The Trump-era test prioritizes two key factors, including (1) the worker’s degree of control over the work performed, and (2) the worker’s opportunity for profit or loss. Under the Biden administration, the DOL stated that prioritizing these factors for determining employment status under the FLSA undermined the longstanding balancing approach of the economic realities test and court decisions requiring a review of the totality of the circumstances related to the employment relationship.
The Trump DOL rule would result in many workers’ losing FLSA protections, including minimum wage and overtime benefits.
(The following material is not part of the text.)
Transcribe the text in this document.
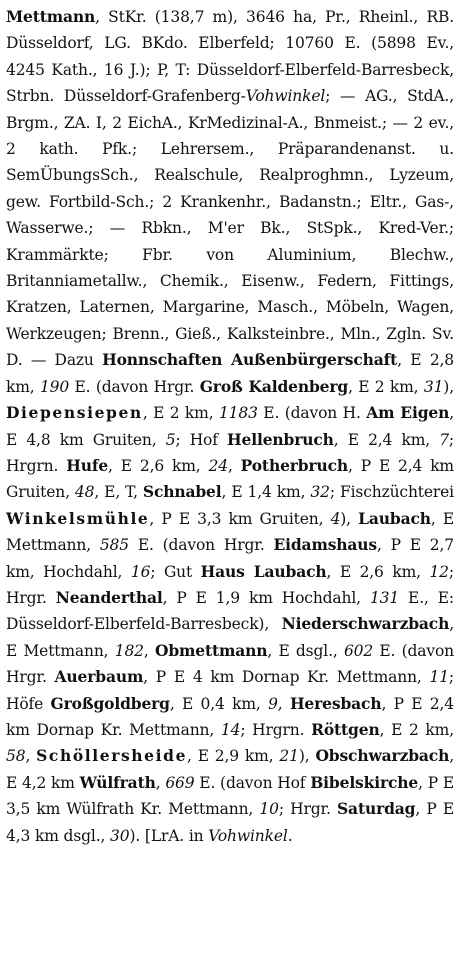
Mettmann, StKr. (138,7 m), 3646 ha, Pr., Rheinl., RB. Düsseldorf, LG. BKdo. Elberfeld; 10760 E. (5898 Ev., 4245 Kath., 16 J.); P, T: Düsseldorf-Elberfeld-Barresbeck, Strbn. Düsseldorf-Grafenberg-Vohwinkel; — AG., StdA., Brgm., ZA. I, 2 EichA., KrMedizinal-A., Bnmeist.; — 2 ev., 2 kath. Pfk.; Lehrersem., Präparandenanst. u. SemÜbungsSch., Realschule, Realproghmn., Lyzeum, gew. Fortbild-Sch.; 2 Krankenhr., Badanstn.; Eltr., Gas-, Wasserwe.; — Rbkn., M'er Bk., StSpk., Kred-Ver.; Krammärkte; Fbr. von Aluminium, Blechw., Britanniametallw., Chemik., Eisenw., Federn, Fittings, Kratzen, Laternen, Margarine, Masch., Möbeln, Wagen, Werkzeugen; Brenn., Gieß., Kalksteinbre., Mln., Zgln. Sv. D. — Dazu Honnschaften Außenbürgerschaft, E 2,8 km, 190 E. (davon Hrgr. Groß Kaldenberg, E 2 km, 31), Diepensiepen, E 2 km, 1183 E. (davon H. Am Eigen, E 4,8 km Gruiten, 5; Hof Hellenbruch, E 2,4 km, 7; Hrgrn. Hufe, E 2,6 km, 24, Potherbruch, P E 2,4 km Gruiten, 48, E, T, Schnabel, E 1,4 km, 32; Fischzüchterei Winkelsmühle, P E 3,3 km Gruiten, 4), Laubach, E Mettmann, 585 E. (davon Hrgr. Eidamshaus, P E 2,7 km, Hochdahl, 16; Gut Haus Laubach, E 2,6 km, 12; Hrgr. Neanderthal, P E 1,9 km Hochdahl, 131 E., E: Düsseldorf-Elberfeld-Barresbeck), Niederschwarzbach, E Mettmann, 182, Obmettmann, E dsgl., 602 E. (davon Hrgr. Auerbaum, P E 4 km Dornap Kr. Mettmann, 11; Höfe Großgoldberg, E 0,4 km, 9, Heresbach, P E 2,4 km Dornap Kr. Mettmann, 14; Hrgrn. Röttgen, E 2 km, 58, Schöllersheide, E 2,9 km, 21), Obschwarzbach, E 4,2 km Wülfrath, 669 E. (davon Hof Bibelskirche, P E 3,5 km Wülfrath Kr. Mettmann, 10; Hrgr. Saturdag, P E 4,3 km dsgl., 30). [LrA. in Vohwinkel.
Several business groups filed a lawsuit in federal court to challenge the Biden administration’s acts. The court vacated the Biden administration’s acts and reinstated the Trump-era rule, determining that the DOL’s delay of the effective date for the Trump-era rule violated the Administrative Procedure Act by providing only a 19-day period for notice and comments (rather than the 30-day minimum).
The court also found that the DOL limited the content of the responses to whether the effective date should be delayed (so unduly limited the scope of the comments received, making the decision to rescind the Trump-era rule “arbitrary and capricious”). The court determined that the Trump rule became effective March 8, 2021.